There are many signs these games are different. The way organisers LOCOG have integrated the Paralympics into every element of their planning. The incredible news around ticket sales. The way Channel 4, as host broadcaster, are scheduling over 400 hours of coverage over a range of dedicated channels. And the way that commercial sponsors of London 2012 have embraced the Games. Companies like BT, Sainsburys, Deloitte, EDF, P&G, BP, Cisco and BA have put Paralympians at the heart of their campaigns.
As we go into London 2012, expectations for the ParalympicsGB team are high and we have devoted more time, resource and energy to preparations than ever before. We’ve worked closely with athletes and their coaches to ensure every single member of the team is in the right physical and mental condition to perform on the biggest stage of all. Our ambition is to win more medals than ever before and maintain our second place in the medals table. It will be tough but we have a great team and I know the athletes will do themselves, and the nation, proud.
The story of the Paralympic Games starts with the sport but shouldn’t end there. Our ambition – and those of our partners – goes further. More than almost anything else, Paralympic sport provides a positive challenge to perceptions. It drives you to focus on achievement, to consider what someone is able to do rather than what they are not.
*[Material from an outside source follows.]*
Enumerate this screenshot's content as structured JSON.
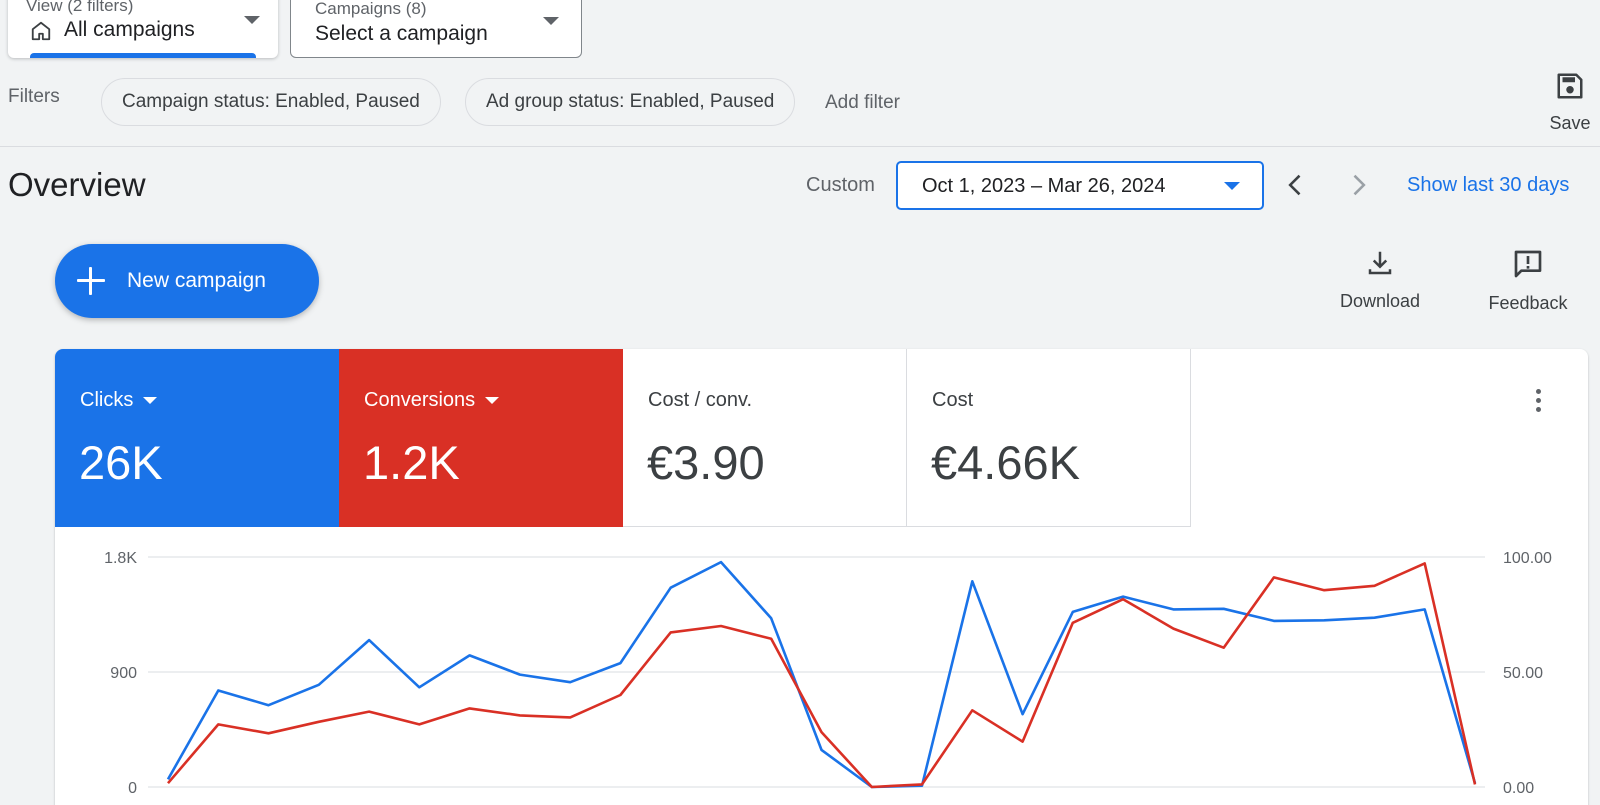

I think this can have profound impact and be the springboard to more and better opportunities, and be a means by which a very positive agenda can be put forward for disabled people. That is why, for all that it is a central word in the language of the Games, I don’t think we should be talking of a ‘legacy’ from the Paralympic Games. The word legacy suggests that you have reached your high water mark in terms of ambition and opportunity and are now seeking to find ways to sustain it.
That is not the case for Paralympic sport. There should be more, and greater, things to come. So for me we should talk not of the legacy but of the ‘momentum’ from London 2012. What can we build as a result of the Games that will affect lasting improvement and change?
Over the next ten days, the focus will be on the sport and the excellence of the athletes. I hope and believe the nation will rise again in support of them and with the same fervour as we did in July. I hope and believe too that this can be captured and retained, and we can through sport, inspire a better world for disabled people.